Coach Konstantin Mau hatte schon im Vorfeld darauf hingewiesen, dass es eine ganz schwere Auswärtsaufgabe werden würde. Zumal sich VfB Hermsdorf mit Tobias Graul noch einmal verstärken konnte. Dagegen musste der Tabellenführer erneut auf Alexander Pankonin verzichten. Zudem fielen Center Marcel Stölzel wegen einer Trainingsverletzung und der erkrankte Mike Krebs aus. So schienen die Voraussetzungen für das WSG-Team nicht gerade günstig. Deshalb bauten die Königs-Wusterhausener Basketballer, die durchaus davon ausgehen, dass die Karten in der Rückrunde noch einmal durchgemischt werden, vor allem auf eine geschlossene Mannschaftleistung.
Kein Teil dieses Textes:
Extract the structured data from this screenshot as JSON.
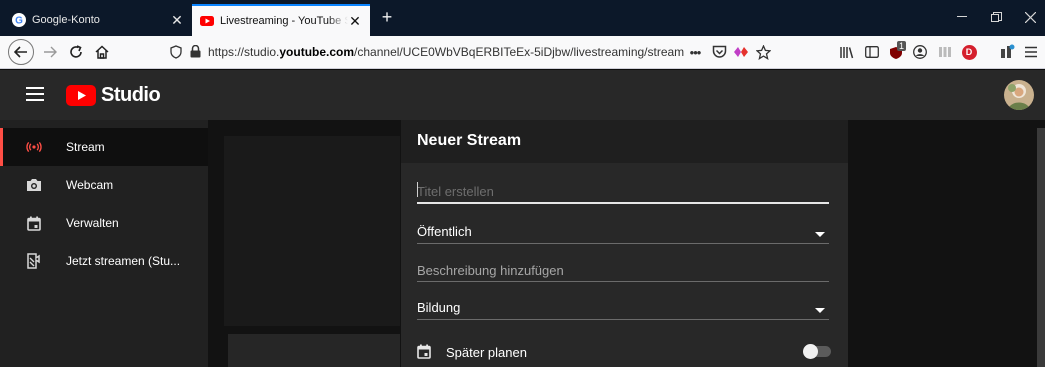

Der Auftakt zeigte gleich, was die Gäste erwartete. Die Hermsdorfer starteten nicht nur mit 100Prozent ins Spiel, sie trafen nahezu mit jedem Wurf ins Ziel. Dagegen ließen die Red Dragons ungewohnt kleine individuelle Fehler erkennen. Schnell fiel auch auf, dass es beim Tabellenführer gerade unterm Korb nicht rund lief. Obwohl vor allem Maik Hasselberg und Thomas Gersch, die Stölzel und Pankonin vertraten, sehr gute Leistungen zeigten.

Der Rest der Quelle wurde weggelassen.